During World War II, the influx of women into the American workforce solved one problem—the labor shortage—while creating another: With women off to the factories, who would watch the kids?
When millions of women flocked to coastal cities to build ships, planes and artillery, many left behind the networks of friends and families who might’ve helped care for their children. Without them, some workers just parked their kids in cars outside factories and schools. Others sent them off to the movies for hours and hours.
So the U.S. government stepped in. Congress quietly added funding for community-based childcare centers in the Lanham Act, a wartime bill to support large-scale infrastructure projects. But even after he funding was in place, the public wasn’t sold.
“The idea that the government would be involved in childcare was a pretty radical concept, and it was not an easy sell,” says Lincoln Cushing, an archivist at Kaiser Permanente who has studied this period in the company’s history. During the war, Kaiser (then called The Kaiser Company) was building ships for the merchant marines. It used the government subsidies to build state-of-the art on-site day care centers for hundreds of employees’ children.
The widespread view of childcare at the time was that it was cruel, custodial, a last-ditch option for the poor or desperate. Most people still believed that in order to grow up safe, happy and well-adjusted, children should be cared for by a mother who stayed home full-time.
But Kaiser’s centers set a high standard of care, slowly eroding the public stigma. The inviting spaces were designed by famous architects. Warm meals, educational activities and structured play time filled children’s days until it was time to go home. The hours of care were accommodating to women’s round-the-clock shifts, and for a small fee, they would provide mothers with a hot meal to take home for dinner after they picked up the kids.

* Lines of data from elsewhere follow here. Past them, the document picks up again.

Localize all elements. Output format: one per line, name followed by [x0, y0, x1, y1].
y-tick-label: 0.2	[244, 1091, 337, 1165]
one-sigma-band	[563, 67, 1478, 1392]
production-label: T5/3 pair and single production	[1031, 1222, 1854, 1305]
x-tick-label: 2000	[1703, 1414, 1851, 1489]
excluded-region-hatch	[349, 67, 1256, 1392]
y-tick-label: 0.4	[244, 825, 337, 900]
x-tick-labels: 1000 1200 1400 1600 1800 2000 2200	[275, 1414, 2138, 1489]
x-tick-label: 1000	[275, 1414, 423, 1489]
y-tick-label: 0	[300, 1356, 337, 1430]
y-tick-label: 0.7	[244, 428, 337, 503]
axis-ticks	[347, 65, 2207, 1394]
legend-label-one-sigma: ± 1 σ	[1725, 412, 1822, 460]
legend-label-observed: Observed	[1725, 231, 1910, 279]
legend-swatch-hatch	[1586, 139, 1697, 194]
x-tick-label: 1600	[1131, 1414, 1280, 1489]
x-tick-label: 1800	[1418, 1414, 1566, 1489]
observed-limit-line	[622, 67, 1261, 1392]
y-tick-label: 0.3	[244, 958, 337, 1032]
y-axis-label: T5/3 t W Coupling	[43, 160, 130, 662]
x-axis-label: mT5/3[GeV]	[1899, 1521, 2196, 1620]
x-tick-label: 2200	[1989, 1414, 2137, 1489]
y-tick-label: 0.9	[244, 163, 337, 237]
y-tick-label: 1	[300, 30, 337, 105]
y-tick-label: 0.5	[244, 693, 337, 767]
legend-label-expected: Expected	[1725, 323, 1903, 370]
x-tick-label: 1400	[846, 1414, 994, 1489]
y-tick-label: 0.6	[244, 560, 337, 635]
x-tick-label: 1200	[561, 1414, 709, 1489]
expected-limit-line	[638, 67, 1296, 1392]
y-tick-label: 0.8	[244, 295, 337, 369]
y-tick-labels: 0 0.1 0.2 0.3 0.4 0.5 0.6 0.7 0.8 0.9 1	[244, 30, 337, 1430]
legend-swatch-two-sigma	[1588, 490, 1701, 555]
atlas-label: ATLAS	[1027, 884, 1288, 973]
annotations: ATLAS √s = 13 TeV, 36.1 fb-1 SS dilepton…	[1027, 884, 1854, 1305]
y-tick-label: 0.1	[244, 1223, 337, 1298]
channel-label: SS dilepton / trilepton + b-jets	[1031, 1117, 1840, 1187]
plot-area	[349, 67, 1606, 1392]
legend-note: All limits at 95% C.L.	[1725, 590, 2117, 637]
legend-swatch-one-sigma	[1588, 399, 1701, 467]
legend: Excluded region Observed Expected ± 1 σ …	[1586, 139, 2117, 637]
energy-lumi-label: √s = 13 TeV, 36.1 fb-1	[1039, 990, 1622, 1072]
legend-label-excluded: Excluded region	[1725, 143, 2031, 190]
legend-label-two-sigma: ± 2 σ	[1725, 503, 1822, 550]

Studies of the centers showed that fears they would harm children were misplaced. In one study, teachers observed that 75 percent of kids made noticeable social progress. And researchers who interviewed 500 mothers with children in the centers found that every single one said their kids enjoyed nursery school. Many said they became better mothers.
When the war ended, so did the funding for childcare centers. But in the few short years they were around, the publicly-funded day cares changed the way Americans thought about childcare. In 2019, the grim reputation that once tainted communal care is largely gone. More than 70% of children between 3 and 5 go to daycare or preschool—while their parents go to work.